The court undertook a detailed review of plan expenses because the terms of the pension plan (the plan text and the trust agreement as amended) originally were silent on the issue, but had later been amended. The court found that silence does not automatically mean the employer is bound to pay expenses and, in this case, that the employer was permitted to amend the plan terms since doing so did not constitute a partial revocation of trust as none of the pension fund assets were actually returned to the employer.

This is one of only a handful of decisions on plan expenses and it would be imprudent to assume that all plan terms can readily be amended just because the court ruled in this case that the amendments were lawful. The second key element of Kerry was the decision on the ability of an employer to take contribution holidays in respect of the DC element of a plan. In short, the court found that:

  • the trust terms were sufficiently broad to include all plan members
  • members could be added to the plan
  • there was one trust fund in respect of both elements of the plan which, on its terms, did allow contribution holidays

The court found that because both DB and DC plan members were each beneficiaries of the single trust, there was nothing unlawful in applying surplus assets to meet the employer’s DC contribution obligation. The court observed that should there be a surplus in the pension fund on its wind-up, the members of the DC provision would be eligible to share in such surplus. This causes one to pause and wonder if there was a deficiency in the DB provision of the plan on its wind-up, would the DC plan members also be required to ‘share’ the deficiency?

‘Loser Pays’

The court also ordered, consistent with usual litigation practice of ‘loser pays,’ that the DCA group should pay the employer’s costs and that this group’s own expenses should not be paid from the pension fund. In making this decision, the court commented that, while other decisions have determined that there are real and novel issues at stake in pension litigation and ordered one or even all parties’ expenses paid from the pension fund, that was not appropriate in this case since not all plan members shared the same interests as the group at issue here.

Leave to appeal the Kerry decision has been sought from the Supreme Court of Canada.

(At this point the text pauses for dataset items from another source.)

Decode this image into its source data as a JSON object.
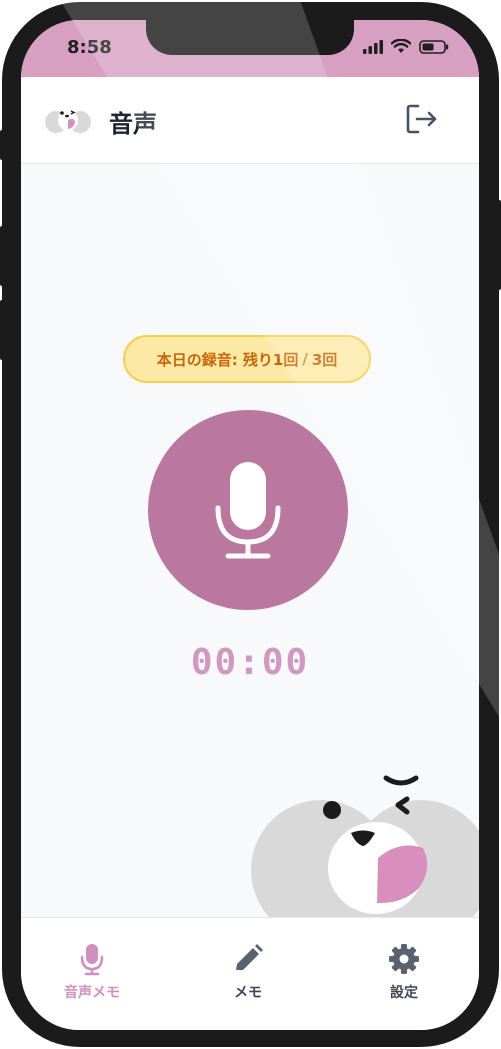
{
  "status_bar": {
    "time": "8:58"
  },
  "header": {
    "title": "音声"
  },
  "recording": {
    "badge_label": "本日の録音: 残り1回",
    "badge_separator": "/",
    "badge_total": "3回",
    "timer": "00:00"
  },
  "tabs": [
    {
      "label": "音声メモ",
      "icon": "microphone-icon",
      "active": true
    },
    {
      "label": "メモ",
      "icon": "pencil-icon",
      "active": false
    },
    {
      "label": "設定",
      "icon": "gear-icon",
      "active": false
    }
  ],
  "colors": {
    "accent": "#ba779f",
    "accent_light": "#d7a0c3",
    "badge_bg": "#fde9a6",
    "badge_border": "#f7cd52",
    "badge_text": "#c5670a",
    "inactive_tab": "#5a6270"
  }
}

Sutherland v. Hudson’s Bay Company (Ontario Superior Court) is a decision primarily relating to the issue of employer contribution holidays in respect of the DC provision of a combination plan and shows the importance of the issues addressed in Kerry as it involved a claim for an order requiring the employer to repay tens of millions of dollars in allegedly wrongful contribution holidays. Following the reasoning in the Kerry decision, the trial judge ultimately decided that there was no impediment to the employer adding new members to the plan and the pension trust (including a merger of two large DC plans with a historic DB plan in surplus) and then applying assets of the pension trust for their benefit. The court found that the new members were lawfully added as members of the plan as the trust did not have a closed class of beneficiaries and that amending the plan to add such individuals constituted no breach of fiduciary duty or bad faith by the employer.